The MHCLG latest national statistics report reports on the annual survey of people's housing circumstances and the condition and energy efficiency of housing in England.
It sets this out across 3 age cohorts; namely, the housing circumstances of 16 to 34 year olds, those between 35 and 64 year olds; and those aged 65 and over. It provides useful comparative information on a variety of housing characteristics, including tenure profile, income status, decent home quality, buying expectations and the prevalence of a long term disability.
Almost half of households with a person aged 65 and over had at least one household member with a long-term illness or disability.

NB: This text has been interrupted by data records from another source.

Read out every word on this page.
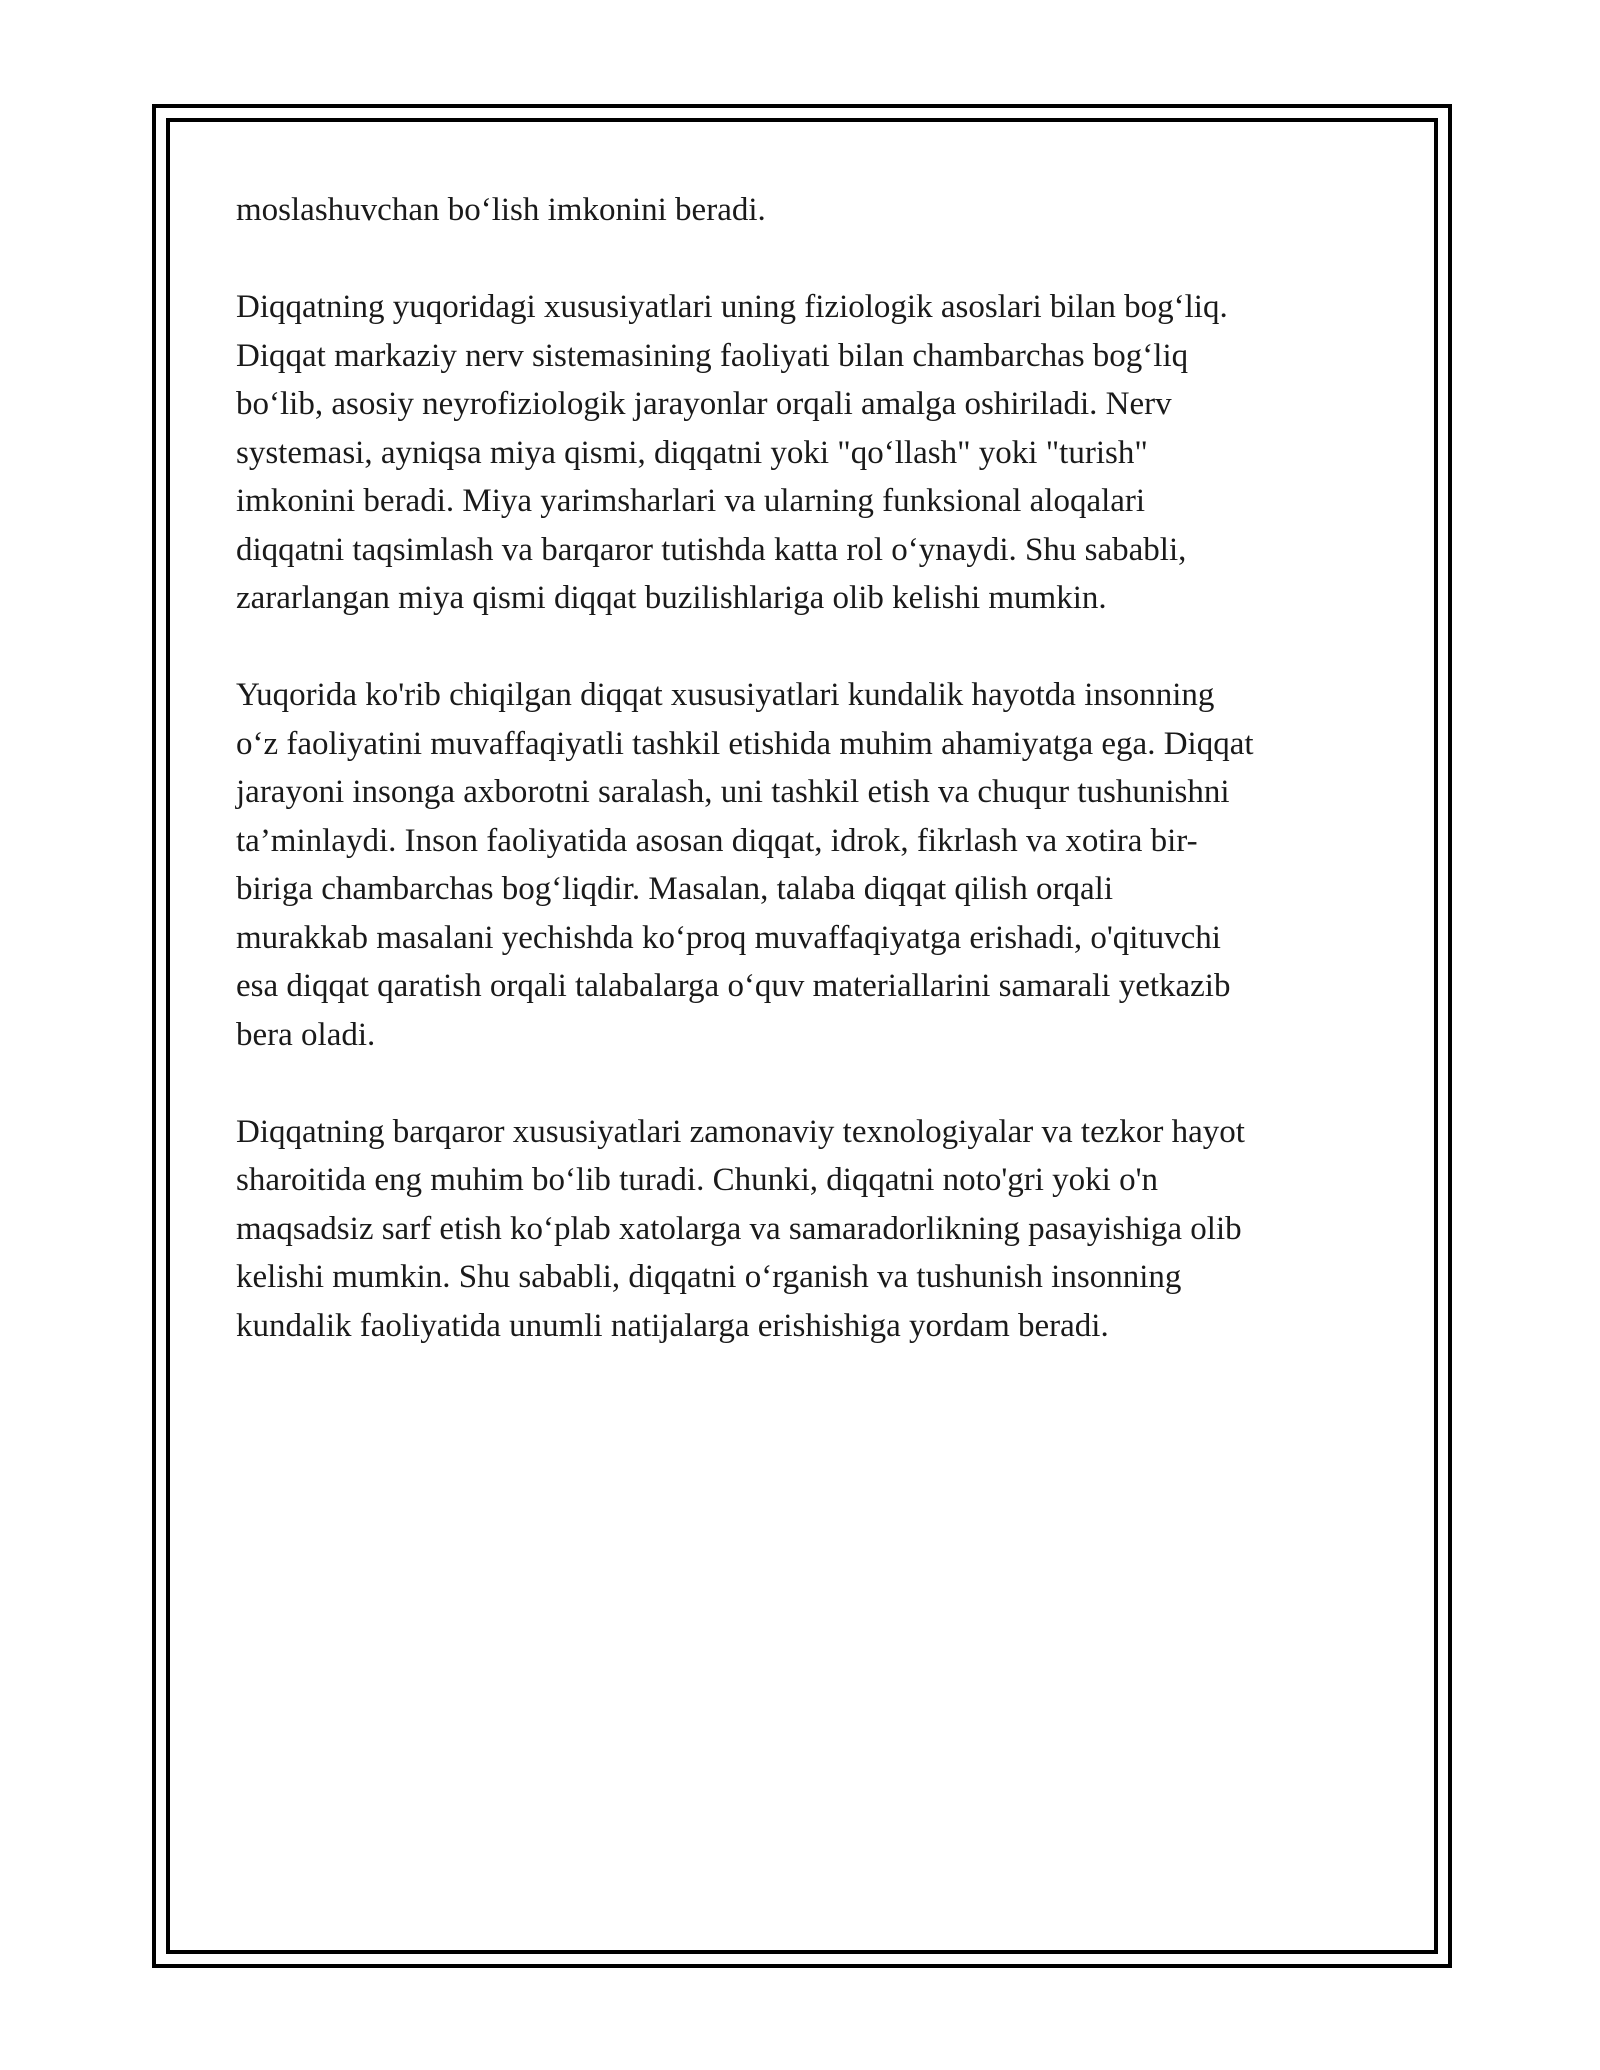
moslashuvchan bo‘lish imkonini beradi.

Diqqatning yuqoridagi xususiyatlari uning fiziologik asoslari bilan bog‘liq.
Diqqat markaziy nerv sistemasining faoliyati bilan chambarchas bog‘liq
bo‘lib, asosiy neyrofiziologik jarayonlar orqali amalga oshiriladi. Nerv
systemasi, ayniqsa miya qismi, diqqatni yoki "qo‘llash" yoki "turish"
imkonini beradi. Miya yarimsharlari va ularning funksional aloqalari
diqqatni taqsimlash va barqaror tutishda katta rol o‘ynaydi. Shu sababli,
zararlangan miya qismi diqqat buzilishlariga olib kelishi mumkin.

Yuqorida ko'rib chiqilgan diqqat xususiyatlari kundalik hayotda insonning
o‘z faoliyatini muvaffaqiyatli tashkil etishida muhim ahamiyatga ega. Diqqat
jarayoni insonga axborotni saralash, uni tashkil etish va chuqur tushunishni
ta’minlaydi. Inson faoliyatida asosan diqqat, idrok, fikrlash va xotira bir-
biriga chambarchas bog‘liqdir. Masalan, talaba diqqat qilish orqali
murakkab masalani yechishda ko‘proq muvaffaqiyatga erishadi, o'qituvchi
esa diqqat qaratish orqali talabalarga o‘quv materiallarini samarali yetkazib
bera oladi.

Diqqatning barqaror xususiyatlari zamonaviy texnologiyalar va tezkor hayot
sharoitida eng muhim bo‘lib turadi. Chunki, diqqatni noto'gri yoki o'n
maqsadsiz sarf etish ko‘plab xatolarga va samaradorlikning pasayishiga olib
kelishi mumkin. Shu sababli, diqqatni o‘rganish va tushunish insonning
kundalik faoliyatida unumli natijalarga erishishiga yordam beradi.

Prevalence of long-term illness and disability was higher among those aged 65 and over than in younger age groups.
While the majority of those aged 65 and over were outright owners (74%), 26% of those aged 65 and over were likely still paying housing costs because they were buying with a mortgage (5%), or living in the private rented (6%), or social rented sector (16%).

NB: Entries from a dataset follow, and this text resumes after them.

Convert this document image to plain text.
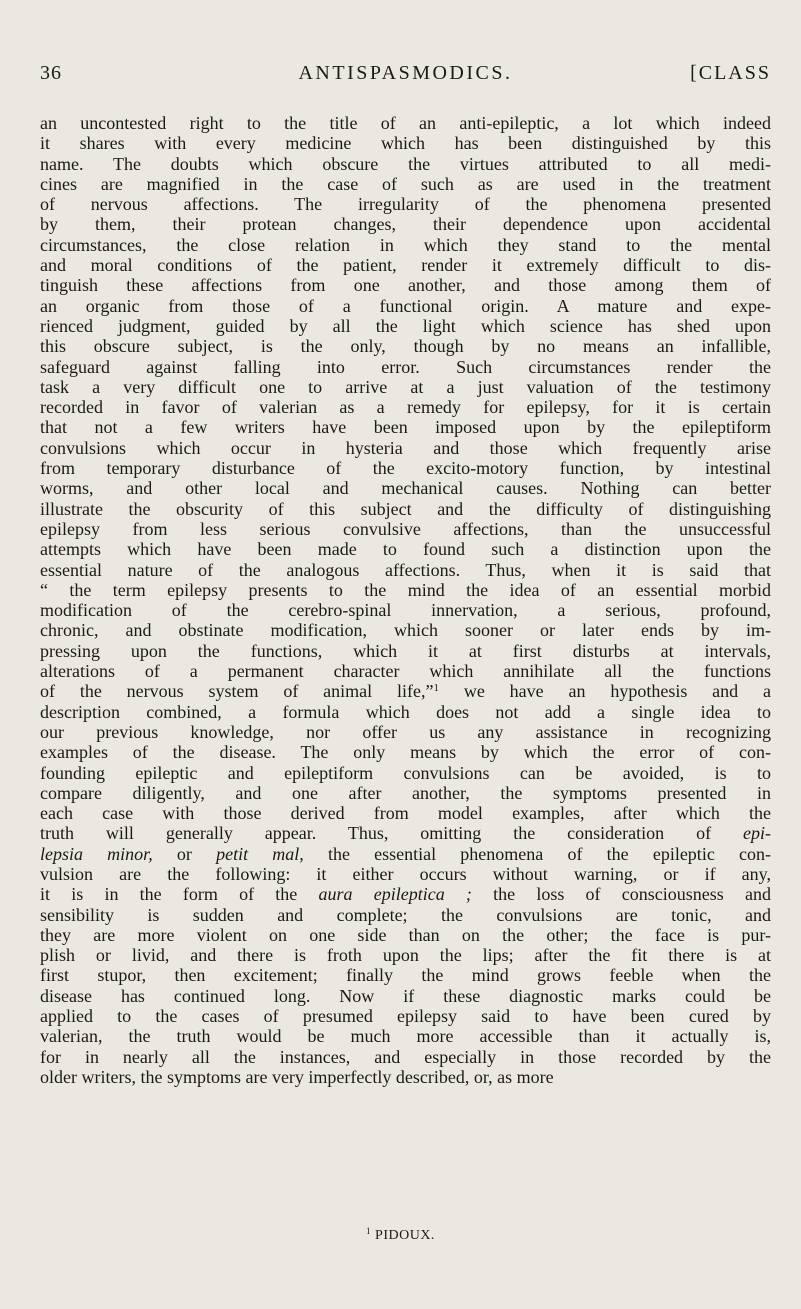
36	ANTISPASMODICS.	[CLASS
an uncontested right to the title of an anti-epileptic, a lot which indeed
it shares with every medicine which has been distinguished by this
name. The doubts which obscure the virtues attributed to all medi-
cines are magnified in the case of such as are used in the treatment
of nervous affections. The irregularity of the phenomena presented
by them, their protean changes, their dependence upon accidental
circumstances, the close relation in which they stand to the mental
and moral conditions of the patient, render it extremely difficult to dis-
tinguish these affections from one another, and those among them of
an organic from those of a functional origin. A mature and expe-
rienced judgment, guided by all the light which science has shed upon
this obscure subject, is the only, though by no means an infallible,
safeguard against falling into error. Such circumstances render the
task a very difficult one to arrive at a just valuation of the testimony
recorded in favor of valerian as a remedy for epilepsy, for it is certain
that not a few writers have been imposed upon by the epileptiform
convulsions which occur in hysteria and those which frequently arise
from temporary disturbance of the excito-motory function, by intestinal
worms, and other local and mechanical causes. Nothing can better
illustrate the obscurity of this subject and the difficulty of distinguishing
epilepsy from less serious convulsive affections, than the unsuccessful
attempts which have been made to found such a distinction upon the
essential nature of the analogous affections. Thus, when it is said that
“ the term epilepsy presents to the mind the idea of an essential morbid
modification of the cerebro-spinal innervation, a serious, profound,
chronic, and obstinate modification, which sooner or later ends by im-
pressing upon the functions, which it at first disturbs at intervals,
alterations of a permanent character which annihilate all the functions
of the nervous system of animal life,”$^1$ we have an hypothesis and a
description combined, a formula which does not add a single idea to
our previous knowledge, nor offer us any assistance in recognizing
examples of the disease. The only means by which the error of con-
founding epileptic and epileptiform convulsions can be avoided, is to
compare diligently, and one after another, the symptoms presented in
each case with those derived from model examples, after which the
truth will generally appear. Thus, omitting the consideration of epi-
lepsia minor, or petit mal, the essential phenomena of the epileptic con-
vulsion are the following: it either occurs without warning, or if any,
it is in the form of the aura epileptica ; the loss of consciousness and
sensibility is sudden and complete; the convulsions are tonic, and
they are more violent on one side than on the other; the face is pur-
plish or livid, and there is froth upon the lips; after the fit there is at
first stupor, then excitement; finally the mind grows feeble when the
disease has continued long. Now if these diagnostic marks could be
applied to the cases of presumed epilepsy said to have been cured by
valerian, the truth would be much more accessible than it actually is,
for in nearly all the instances, and especially in those recorded by the
older writers, the symptoms are very imperfectly described, or, as more
$^1$ PIDOUX.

It also found that, in 2018-19, 2% of those aged 65 and over had moved in the past year, compared with 26% of those aged 16 to 34 and 7% of those aged 35 to 64.
And, interestingly, those aged 65 and over, were more likely to live in a non-decent home than those aged 16 to 34. 19% of older households live in a non-decent home, greater than the proportion of younger households (16%) but comparable to those aged 35 to 64 (17%).